On Wed, Sep 18, 2013 at 2:44 PM, David Rudel <fwqhgads@gmail.com> wrote:
Hi All,

I recently did some testing of various algorithms in Saxon 9.5.0.2 and Saxon 9.5.1.2, with and without byte generation. Some of the results looked like they may be of interest to the community and/or Saxonica. "Observations 1 and 2" in particular seem worth consideration.

Note: I was using oxYgen for this testing. For Saxon 9.5.0.2, I used the current stable build of oxYgen. For Saxon 9.5.1.2, I used the current beta release that incorporates that version.
However, for some reason this beta did not let me access as much RAM... This may mean it was using 32-bit java, or it might mean something completely different. For this reason, differences between Saxon implementations are probably less important than differences among algorithms or differences between byte-code results versus non-byte-code results.

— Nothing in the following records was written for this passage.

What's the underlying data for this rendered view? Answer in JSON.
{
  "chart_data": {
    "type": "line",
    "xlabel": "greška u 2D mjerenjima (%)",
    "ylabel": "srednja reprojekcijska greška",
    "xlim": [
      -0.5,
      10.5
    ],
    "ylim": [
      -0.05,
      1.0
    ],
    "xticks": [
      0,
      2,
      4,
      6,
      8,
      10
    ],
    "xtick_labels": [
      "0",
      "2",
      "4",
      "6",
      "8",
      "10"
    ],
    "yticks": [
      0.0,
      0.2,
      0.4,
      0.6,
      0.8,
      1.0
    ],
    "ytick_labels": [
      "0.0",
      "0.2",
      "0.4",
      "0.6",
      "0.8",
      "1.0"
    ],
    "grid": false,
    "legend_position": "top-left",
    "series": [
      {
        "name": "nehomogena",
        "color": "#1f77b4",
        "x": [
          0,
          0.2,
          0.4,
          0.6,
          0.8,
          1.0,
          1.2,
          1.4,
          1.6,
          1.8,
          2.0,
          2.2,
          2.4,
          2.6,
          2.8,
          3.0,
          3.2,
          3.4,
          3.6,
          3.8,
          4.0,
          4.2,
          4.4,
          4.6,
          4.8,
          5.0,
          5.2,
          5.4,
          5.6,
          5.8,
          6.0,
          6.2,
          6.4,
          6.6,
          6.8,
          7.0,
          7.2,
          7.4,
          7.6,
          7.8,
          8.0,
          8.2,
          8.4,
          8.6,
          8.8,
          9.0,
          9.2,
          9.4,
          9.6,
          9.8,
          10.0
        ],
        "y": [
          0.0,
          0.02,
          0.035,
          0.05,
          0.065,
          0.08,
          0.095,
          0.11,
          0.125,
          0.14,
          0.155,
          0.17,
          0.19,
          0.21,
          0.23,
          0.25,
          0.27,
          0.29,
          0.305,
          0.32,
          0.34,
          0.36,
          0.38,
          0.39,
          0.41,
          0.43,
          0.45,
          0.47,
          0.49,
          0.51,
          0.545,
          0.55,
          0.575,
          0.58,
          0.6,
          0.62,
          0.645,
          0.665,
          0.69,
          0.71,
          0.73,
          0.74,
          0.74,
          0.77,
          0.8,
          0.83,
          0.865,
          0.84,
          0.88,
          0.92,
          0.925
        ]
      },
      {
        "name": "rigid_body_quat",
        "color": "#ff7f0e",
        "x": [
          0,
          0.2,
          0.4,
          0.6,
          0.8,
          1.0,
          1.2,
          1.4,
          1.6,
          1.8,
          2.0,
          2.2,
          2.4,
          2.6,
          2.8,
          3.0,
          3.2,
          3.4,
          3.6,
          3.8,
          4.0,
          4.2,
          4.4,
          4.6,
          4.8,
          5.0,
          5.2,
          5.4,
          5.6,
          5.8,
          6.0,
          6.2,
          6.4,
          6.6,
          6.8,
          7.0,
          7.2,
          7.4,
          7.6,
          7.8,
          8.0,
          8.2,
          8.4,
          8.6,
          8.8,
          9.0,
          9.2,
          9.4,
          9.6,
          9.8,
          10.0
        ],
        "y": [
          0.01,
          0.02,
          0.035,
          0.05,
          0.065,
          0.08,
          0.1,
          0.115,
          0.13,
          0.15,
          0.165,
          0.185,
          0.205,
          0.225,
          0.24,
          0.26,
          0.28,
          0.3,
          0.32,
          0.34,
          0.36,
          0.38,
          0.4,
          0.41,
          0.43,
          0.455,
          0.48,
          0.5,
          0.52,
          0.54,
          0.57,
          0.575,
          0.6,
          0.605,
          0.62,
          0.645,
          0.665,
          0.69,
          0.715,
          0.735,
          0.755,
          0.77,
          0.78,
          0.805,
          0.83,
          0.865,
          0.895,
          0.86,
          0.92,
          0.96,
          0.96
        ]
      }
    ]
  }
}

The basic question asked was "Given a sorted sequence ($seq) of xs:doubles, find the greatest value in $seq less than or equal to a given threshold."

I tested 5 different algorithms:

A1: Using the simple mapping operator: $seq[($seq!(if(. gt $threshold) then position() else ()))[1] - 1]

A2: Straight predicate:  $seq[. lt $threshold][last()]  <--does not make full use of sorted nature of sequence

A3: Recursive XSL-Function option (create an XSL-function that executes the suggestion made by Michael Kay at http://stackoverflow.com/questions/18856302/xslt3-and-xpath2-best-way-to-identify-greatest-element-below-a-threshold-in-sor

{I tried to test an Xpath-inline-recursion version, but kept getting an error saying that the variable was not declared.}

A4: Call a function using the <xsl:iterate> command to scan the list, using <break/> to stop processing once the threshold is met.

A5: Same as A4, but without the use of a dedicated function.


To test this I made a script that generated a 5000-item sorted list and then ran the various algorithms on this sequence 15000 times using randomly generated $threshold values between 0 and the maximum value of the sequence.

In some cases, algorithms were so slow that I had to use 150 iterations instead of 15000 iterations, and extrapolate the results. In one case the algorithm was so fast that I used 150000 iterations instead to get desired precision.

I have attached the scripts and the results in a chart.

Some key observations:

1. For some reason, the mapping operator option is extremely slow. Note that in separate testing I found that this algorithm works great if you are just trying to find the _position_ of the desired item, but somehow the calling of the actual value is causing a major slowdown.

That is to say that $seq!(if(. gt $threshold) then position() else ()))[1] - 1 is just as fast any any other algorithm for finding the position of the greatest item less than $threshold, but when this value is put inside the predicate to call the entry from the sequence, there is a huge slowdown.

2. byte-code generation appears to destroy tail-recursion optimization for the recursive-function option.

3. It appears that in Saxon 9.5.2.0.2, byte generation triggered some sort of optimization when the iterate-break algorithm made use of a separate function but not when it was all done inside the main template.  [In Saxon 9.5.2.1.2, this optimization appears to be triggered in both cases.]

4. Byte-code generation helped the brute-force predicate algorithm in Saxon 9.5.2.1.2 but not in Saxon 9.5.2.0.2 [could have nothing to do with change of version, may be based on RAM differences]

I hope these results are useful, and if someone could show me how to use inline recursive functions in Saxon, I'd appreciate that.

-David






--

"A false conclusion, once arrived at and widely accepted is not dislodged easily, and the less it is understood, the more tenaciously it is held." - Cantor's Law of Preservation of Ignorance.



--

"A false conclusion, once arrived at and widely accepted is not dislodged easily, and the less it is understood, the more tenaciously it is held." - Cantor's Law of Preservation of Ignorance.